My mother looked guiltily at me, turning her attention from the television that she could just see from the kitchen back to the mushrooms she was obliterating on the cutting board.

“It was so close to here. Where they found him,” Mom said, pointing toward the television with the knife. The news anchor looked insincerely sincere as a map of our county appeared next to a blurry photo of a wolf in the upper right corner of the screen. The hunt for the truth, he said, continued. You’d think that after a week of reporting the same story over and over again, they’d at least get their simple facts straight. Their photo wasn’t even the same species as my wolf, with his stormy gray coat and tawny yellow eyes.

“I still can’t believe it,” Mom went on. “Just on the other side of Boundary Wood. That’s where he was killed.”

“Or died.”

Mom frowned at me, delicately frazzled and beautiful as usual. “What?”

I looked back up from my homework—comforting, orderly lines of numbers and symbols.

“He could’ve just passed out by the side of the road and been dragged into the woods while he was unconscious. It’s not the same. You can’t just go around trying to cause a panic.”

Mom’s attention had wandered back to the screen as she chopped the mushrooms into pieces small enough for amoeba consumption. She shook her head. “They attacked him, Grace.”

I glanced out the window at the woods, the pale lines of the trees phantoms against the dark. If my wolf was out there, I couldn’t see him. “Mom, you’re the one who told me over and over and over again: Wolves are usually peaceful.”

Wolves are peaceful creatures. This had been Mom’s refrain for years. I think the only way she could keep living in this house was by convincing herself of the wolves’ relative harmlessness and insisting that my attack was a one-time event. I don’t know if she really believed that they were peaceful, but I did. Gazing into the woods, I’d watched the wolves every year of my life, memorizing their faces and their personalities. Sure, there was the lean, sickly-looking brindle wolf who hung well back in the woods, only visible in the coldest of months. Everything about him—his dull scraggly coat, his notched ear, his one foul running eye—shouted an ill body, and the rolling whites of his wild eyes whispered of a diseased mind. I remembered his teeth grazing my skin. I could imagine him attacking a human in the woods again.

And there was the white she-wolf. I had read that wolves mated for life, and I’d seen her with the pack leader, a heavyset wolf that was as black as she was white. I’d watched him nose her muzzle and lead her through the skeleton trees, fur flashing like fish in water. She had a sort of savage, restless beauty to her; I could imagine her attacking a human, too.

But the rest of them? They were silent, beautiful ghosts in the woods. I didn’t fear them.

“Right, peaceful.” Mom hacked at the cutting board. “Maybe they should just trap them all and dump them in Canada or something.”

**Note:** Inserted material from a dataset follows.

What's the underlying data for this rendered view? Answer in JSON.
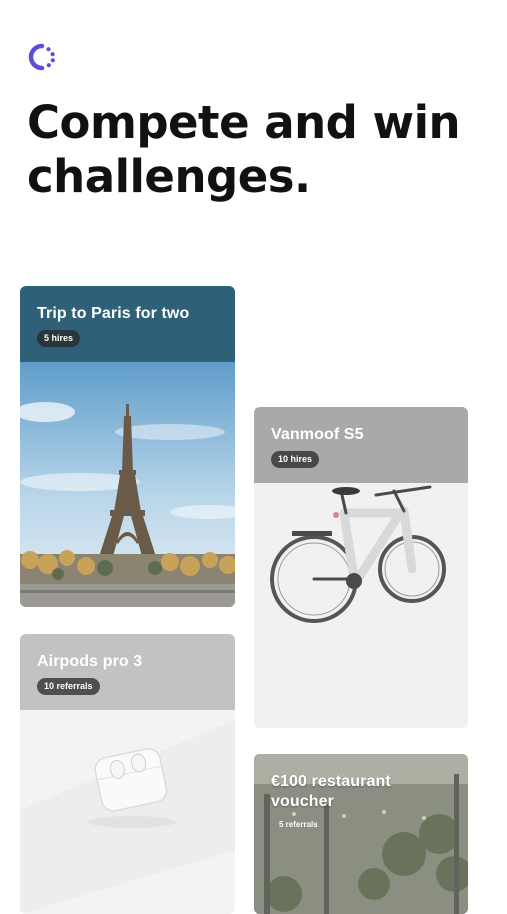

I frowned at my homework. Summers without my wolf were bad enough. As a child, those months had seemed impossibly long, just time spent waiting for the wolves to reappear. They’d only gotten worse after I noticed my yellow-eyed wolf. During those long months, I had imagined great adventures where I became a wolf by night and ran away with my wolf to a golden wood where it never snowed. I knew now that the golden wood didn’t exist, but the pack—and my yellow-eyed wolf—did.

Sighing, I pushed my math book across the kitchen table and joined Mom at the cutting board. “Let me do it. You’re just messing it up.”

She didn’t protest, and I hadn’t expected her to. Instead, she rewarded me with a smile and whirled away as if she’d been waiting for me to notice the pitiful job she was doing.